Recommendation: This information should be forwarded to CPT Wood's chain of command for appropriate action.

====Courts Martial of the dog handlers====
In late May 2006 Wood testified at the courts-martial of the Abu Ghraib dog handlers that all personnel at the prison had signed General Sanchez's memo authorizing extended interrogation techniques.

When asked if she would have approved the use of dogs against detainees Wood testified: "Using an unmuzzled dog goes against the CG's (commanding general's) policy."

==Military career==
Captain Wood was awarded two Bronze Stars for the services she provided in Afghanistan and Iraq. According to a CBC documentary on Abu Ghraib a Bronze Star awarded to Wood following the deaths in custody was awarded for valor.

On January 22, 2003, Capt. Carolyn A. Wood receives a Bronze Star for “exceptional meritorious service” as the head of military intelligence interrogators at Bagram. She and her small platoon of 15 interrogators from the 519th Military Intelligence Battalion returned from Afghanistan to their base at Fort Bragg, North Carolina earlier in the month. On May 8, 2003, Wood receives her second Bronze Star
According to an article published in The Guardian on June 23, 2004, six months after her withdrawal from Abu Ghraib, Wood was taking an advanced interrogation course at Fort Huachuca, the Army's primary intelligence training centre.The Guardian reported that although Wood hadn't been charged, she had been allocated a military lawyer.

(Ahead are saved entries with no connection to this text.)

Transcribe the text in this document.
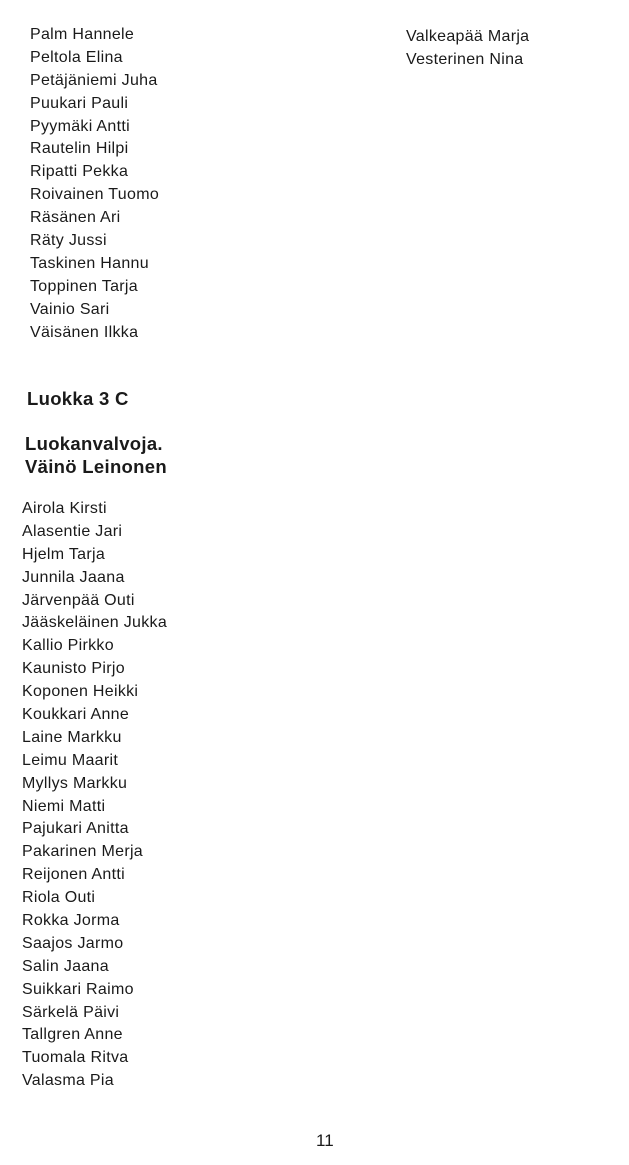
Palm Hannele
Peltola Elina
Petäjäniemi Juha
Puukari Pauli
Pyymäki Antti
Rautelin Hilpi
Ripatti Pekka
Roivainen Tuomo
Räsänen Ari
Räty Jussi
Taskinen Hannu
Toppinen Tarja
Vainio Sari
Väisänen Ilkka
Valkeapää Marja
Vesterinen Nina
Luokka 3 C
Luokanvalvoja.
Väinö Leinonen
Airola Kirsti
Alasentie Jari
Hjelm Tarja
Junnila Jaana
Järvenpää Outi
Jääskeläinen Jukka
Kallio Pirkko
Kaunisto Pirjo
Koponen Heikki
Koukkari Anne
Laine Markku
Leimu Maarit
Myllys Markku
Niemi Matti
Pajukari Anitta
Pakarinen Merja
Reijonen Antti
Riola Outi
Rokka Jorma
Saajos Jarmo
Salin Jaana
Suikkari Raimo
Särkelä Päivi
Tallgren Anne
Tuomala Ritva
Valasma Pia
11
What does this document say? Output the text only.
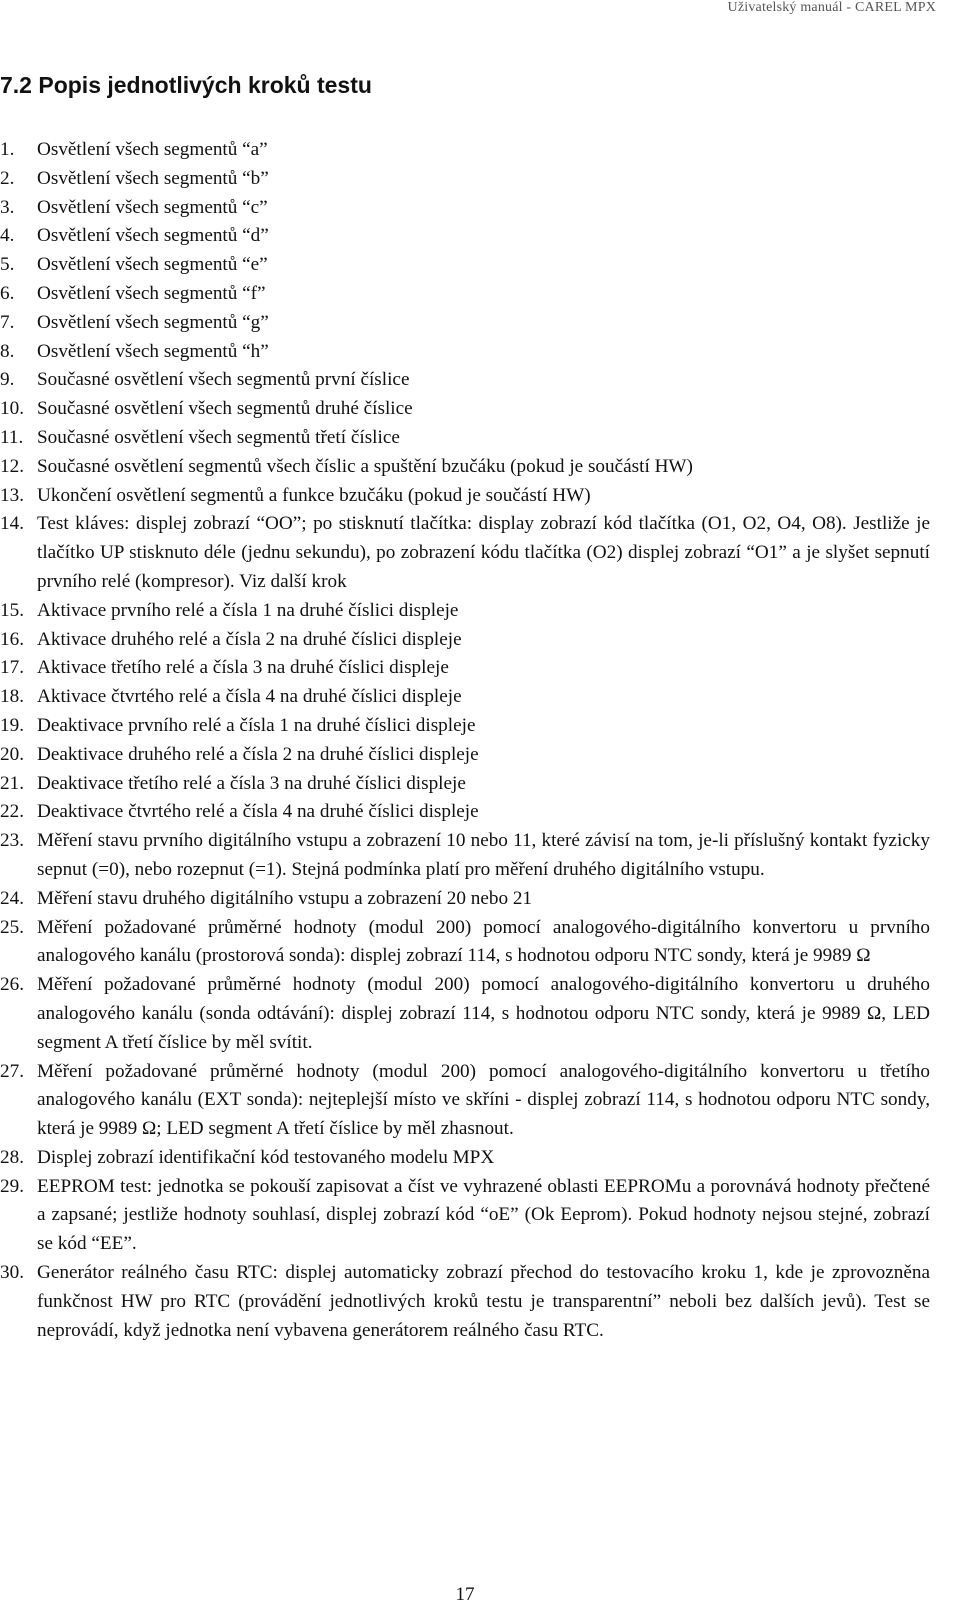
Uživatelský manuál - CAREL MPX
7.2 Popis jednotlivých kroků testu
1.	Osvětlení všech segmentů “a”
2.	Osvětlení všech segmentů “b”
3.	Osvětlení všech segmentů “c”
4.	Osvětlení všech segmentů “d”
5.	Osvětlení všech segmentů “e”
6.	Osvětlení všech segmentů “f”
7.	Osvětlení všech segmentů “g”
8.	Osvětlení všech segmentů “h”
9.	Současné osvětlení všech segmentů první číslice
10. Současné osvětlení všech segmentů druhé číslice
11. Současné osvětlení všech segmentů třetí číslice
12. Současné osvětlení segmentů všech číslic a spuštění bzučáku (pokud je součástí HW)
13. Ukončení osvětlení segmentů a funkce bzučáku (pokud je součástí HW)
14. Test kláves: displej zobrazí “OO”; po stisknutí tlačítka: display zobrazí kód tlačítka (O1, O2, O4, O8). Jestliže je tlačítko UP stisknuto déle (jednu sekundu), po zobrazení kódu tlačítka (O2) displej zobrazí “O1” a je slyšet sepnutí prvního relé (kompresor). Viz další krok
15. Aktivace prvního relé a čísla 1 na druhé číslici displeje
16. Aktivace druhého relé a čísla 2 na druhé číslici displeje
17. Aktivace třetího relé a čísla 3 na druhé číslici displeje
18. Aktivace čtvrtého relé a čísla 4 na druhé číslici displeje
19. Deaktivace prvního relé a čísla 1 na druhé číslici displeje
20. Deaktivace druhého relé a čísla 2 na druhé číslici displeje
21. Deaktivace třetího relé a čísla 3 na druhé číslici displeje
22. Deaktivace čtvrtého relé a čísla 4 na druhé číslici displeje
23. Měření stavu prvního digitálního vstupu a zobrazení 10 nebo 11, které závisí na tom, je-li příslušný kontakt fyzicky sepnut (=0), nebo rozepnut (=1). Stejná podmínka platí pro měření druhého digitálního vstupu.
24. Měření stavu druhého digitálního vstupu a zobrazení 20 nebo 21
25. Měření požadované průměrné hodnoty (modul 200) pomocí analogového-digitálního konvertoru u prvního analogového kanálu (prostorová sonda): displej zobrazí 114, s hodnotou odporu NTC sondy, která je 9989 Ω
26. Měření požadované průměrné hodnoty (modul 200) pomocí analogového-digitálního konvertoru u druhého analogového kanálu (sonda odtávání): displej zobrazí 114, s hodnotou odporu NTC sondy, která je 9989 Ω, LED segment A třetí číslice by měl svítit.
27. Měření požadované průměrné hodnoty (modul 200) pomocí analogového-digitálního konvertoru u třetího analogového kanálu (EXT sonda): nejteplejší místo ve skříni - displej zobrazí 114, s hodnotou odporu NTC sondy, která je 9989 Ω; LED segment A třetí číslice by měl zhasnout.
28. Displej zobrazí identifikační kód testovaného modelu MPX
29. EEPROM test: jednotka se pokouší zapisovat a číst ve vyhrazené oblasti EEPROMu a porovnává hodnoty přečtené a zapsané; jestliže hodnoty souhlasí, displej zobrazí kód “oE” (Ok Eeprom). Pokud hodnoty nejsou stejné, zobrazí se kód “EE”.
30. Generátor reálného času RTC: displej automaticky zobrazí přechod do testovacího kroku 1, kde je zprovozněna funkčnost HW pro RTC (provádění jednotlivých kroků testu je transparentní” neboli bez dalších jevů). Test se neprovádí, když jednotka není vybavena generátorem reálného času RTC.
17
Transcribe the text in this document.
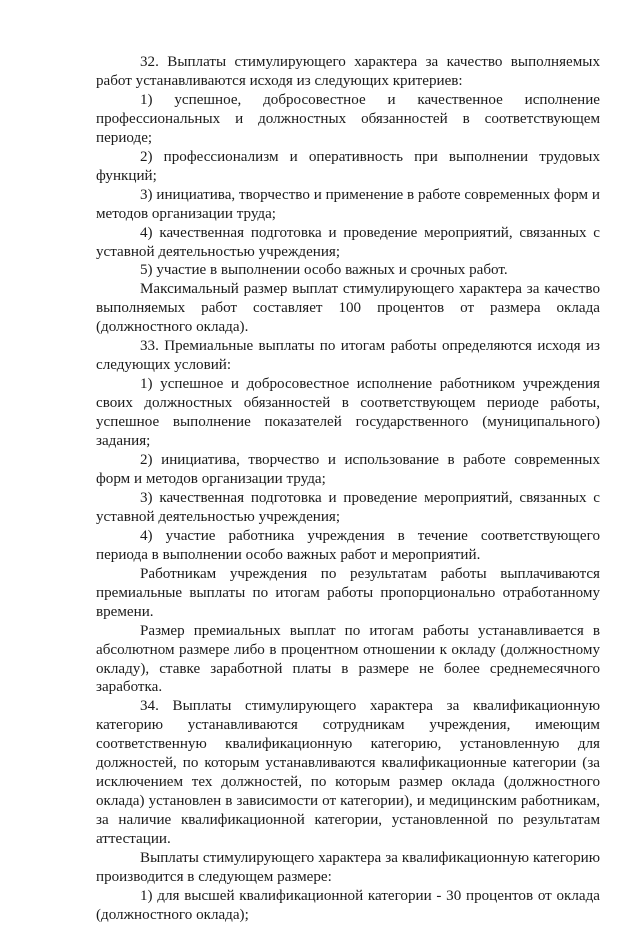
32. Выплаты стимулирующего характера за качество выполняемых работ устанавливаются исходя из следующих критериев:

1) успешное, добросовестное и качественное исполнение профессиональных и должностных обязанностей в соответствующем периоде;

2) профессионализм и оперативность при выполнении трудовых функций;

3) инициатива, творчество и применение в работе современных форм и методов организации труда;

4) качественная подготовка и проведение мероприятий, связанных с уставной деятельностью учреждения;

5) участие в выполнении особо важных и срочных работ.

Максимальный размер выплат стимулирующего характера за качество выполняемых работ составляет 100 процентов от размера оклада (должностного оклада).

33. Премиальные выплаты по итогам работы определяются исходя из следующих условий:

1) успешное и добросовестное исполнение работником учреждения своих должностных обязанностей в соответствующем периоде работы, успешное выполнение показателей государственного (муниципального) задания;

2) инициатива, творчество и использование в работе современных форм и методов организации труда;

3) качественная подготовка и проведение мероприятий, связанных с уставной деятельностью учреждения;

4) участие работника учреждения в течение соответствующего периода в выполнении особо важных работ и мероприятий.

Работникам учреждения по результатам работы выплачиваются премиальные выплаты по итогам работы пропорционально отработанному времени.

Размер премиальных выплат по итогам работы устанавливается в абсолютном размере либо в процентном отношении к окладу (должностному окладу), ставке заработной платы в размере не более среднемесячного заработка.

34. Выплаты стимулирующего характера за квалификационную категорию устанавливаются сотрудникам учреждения, имеющим соответственную квалификационную категорию, установленную для должностей, по которым устанавливаются квалификационные категории (за исключением тех должностей, по которым размер оклада (должностного оклада) установлен в зависимости от категории), и медицинским работникам, за наличие квалификационной категории, установленной по результатам аттестации.

Выплаты стимулирующего характера за квалификационную категорию производится в следующем размере:

1) для высшей квалификационной категории - 30 процентов от оклада (должностного оклада);
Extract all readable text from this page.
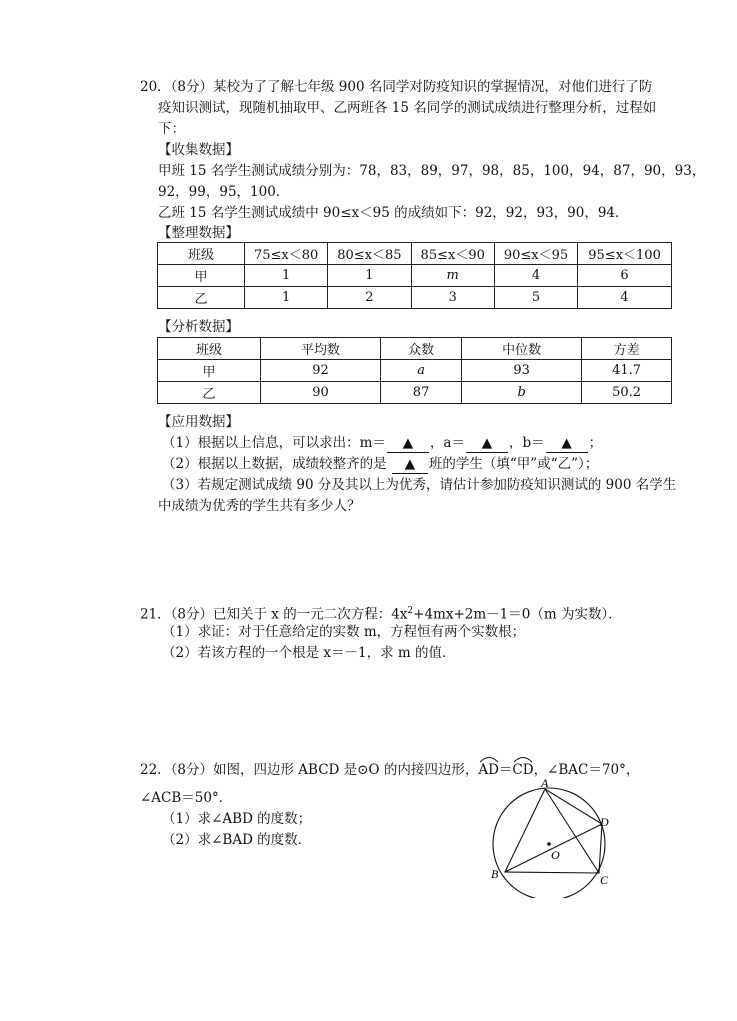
20．（8分）某校为了了解七年级 900 名同学对防疫知识的掌握情况，对他们进行了防
疫知识测试，现随机抽取甲、乙两班各 15 名同学的测试成绩进行整理分析，过程如
下：
【收集数据】
甲班 15 名学生测试成绩分别为：78，83，89，97，98，85，100，94，87，90，93，
92，99，95，100．
乙班 15 名学生测试成绩中 90≤x＜95 的成绩如下：92，92，93，90，94．
【整理数据】
班级	75≤x＜80	80≤x＜85	85≤x＜90	90≤x＜95	95≤x＜100
甲	1	1	m	4	6
乙	1	2	3	5	4
【分析数据】
班级	平均数	众数	中位数	方差
甲	92	a	93	41.7
乙	90	87	b	50.2
【应用数据】
（1）根据以上信息，可以求出：m＝ ▲ ，a＝ ▲ ，b＝ ▲ ；
（2）根据以上数据，成绩较整齐的是 ▲ 班的学生（填“甲”或“乙”）；
（3）若规定测试成绩 90 分及其以上为优秀，请估计参加防疫知识测试的 900 名学生
中成绩为优秀的学生共有多少人？
21．（8分）已知关于 x 的一元二次方程：$4x^2+4mx+2m-1=0(m$ 为实数）．
（1）求证：对于任意给定的实数 m，方程恒有两个实数根；
（2）若该方程的一个根是 x＝－1，求 m 的值．
22．（8分）如图，四边形 ABCD 是⊙O 的内接四边形，
AD＝
CD，∠BAC＝70°，
∠ACB＝50°．
（1）求∠ABD 的度数；
（2）求∠BAD 的度数．
A
B	C
D
O
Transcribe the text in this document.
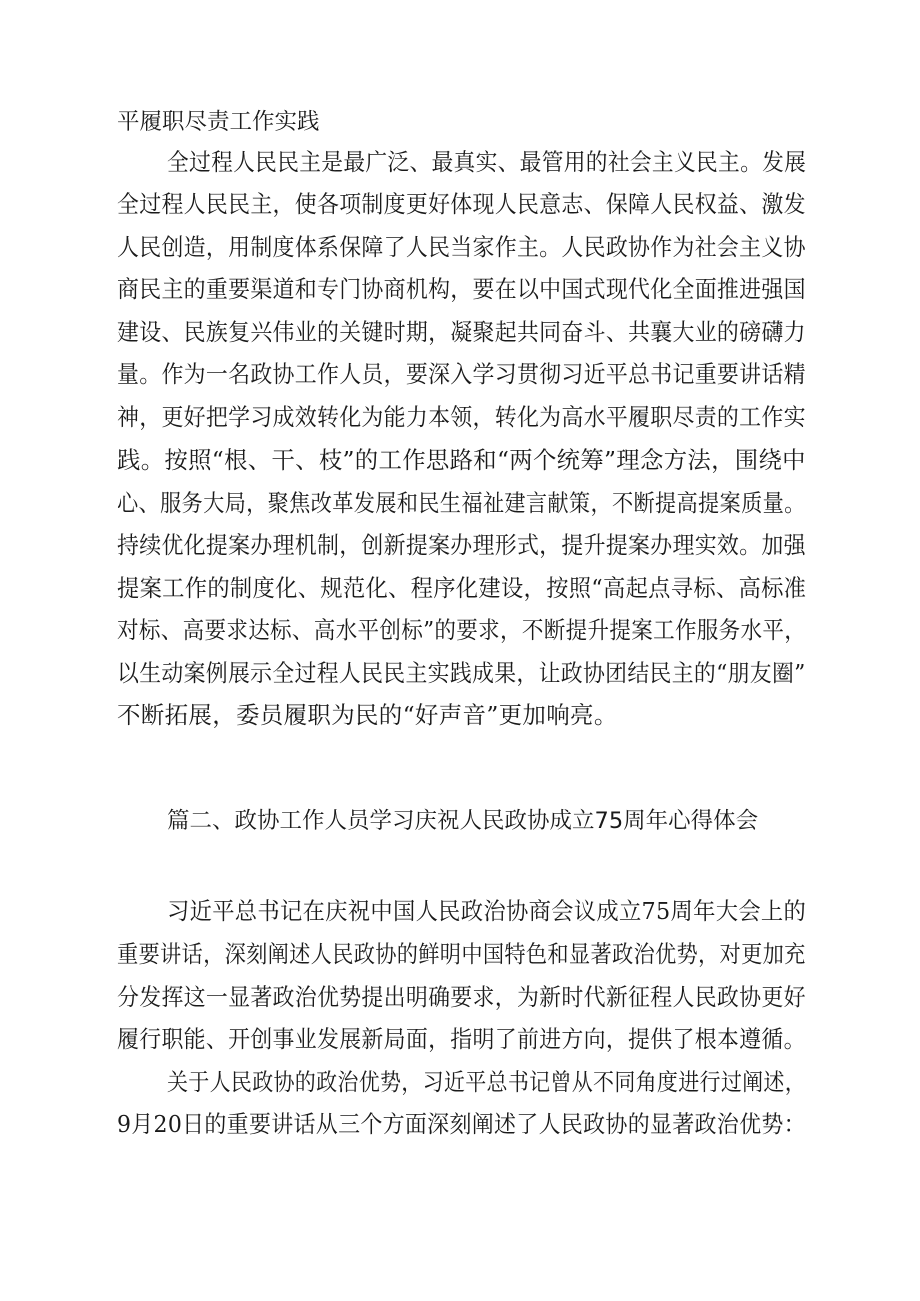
平履职尽责工作实践
全过程人民民主是最广泛、最真实、最管用的社会主义民主。发展
全过程人民民主，使各项制度更好体现人民意志、保障人民权益、激发
人民创造，用制度体系保障了人民当家作主。人民政协作为社会主义协
商民主的重要渠道和专门协商机构，要在以中国式现代化全面推进强国
建设、民族复兴伟业的关键时期，凝聚起共同奋斗、共襄大业的磅礴力
量。作为一名政协工作人员，要深入学习贯彻习近平总书记重要讲话精
神，更好把学习成效转化为能力本领，转化为高水平履职尽责的工作实
践。按照“根、干、枝”的工作思路和“两个统筹”理念方法，围绕中
心、服务大局，聚焦改革发展和民生福祉建言献策，不断提高提案质量。
持续优化提案办理机制，创新提案办理形式，提升提案办理实效。加强
提案工作的制度化、规范化、程序化建设，按照“高起点寻标、高标准
对标、高要求达标、高水平创标”的要求，不断提升提案工作服务水平，
以生动案例展示全过程人民民主实践成果，让政协团结民主的“朋友圈”
不断拓展，委员履职为民的“好声音”更加响亮。
篇二、政协工作人员学习庆祝人民政协成立75周年心得体会
习近平总书记在庆祝中国人民政治协商会议成立75周年大会上的
重要讲话，深刻阐述人民政协的鲜明中国特色和显著政治优势，对更加充
分发挥这一显著政治优势提出明确要求，为新时代新征程人民政协更好
履行职能、开创事业发展新局面，指明了前进方向，提供了根本遵循。
关于人民政协的政治优势，习近平总书记曾从不同角度进行过阐述，
9月20日的重要讲话从三个方面深刻阐述了人民政协的显著政治优势：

According to the Arizona Daily Star on March 26, 2005 Wood was still stationed at Fort Huachuca.

According to the CBC, Carolyn Wood was only a First Lieutenant when her company was sent to Bagram, and her second Bronze Star was awarded after her return from Abu Ghraib. The CBC said, on November 16, 2005 that Wood was still an interrogation instructor at the Army's military intelligence instruction centre at Fort Huachuca.

As of October 2008, CPT Wood remains on Active Duty, assigned to the 501st Military Intelligence Brigade, and is the Company Commander of the Headquarters and Operations Company of the 527th Military Intelligence Battalion.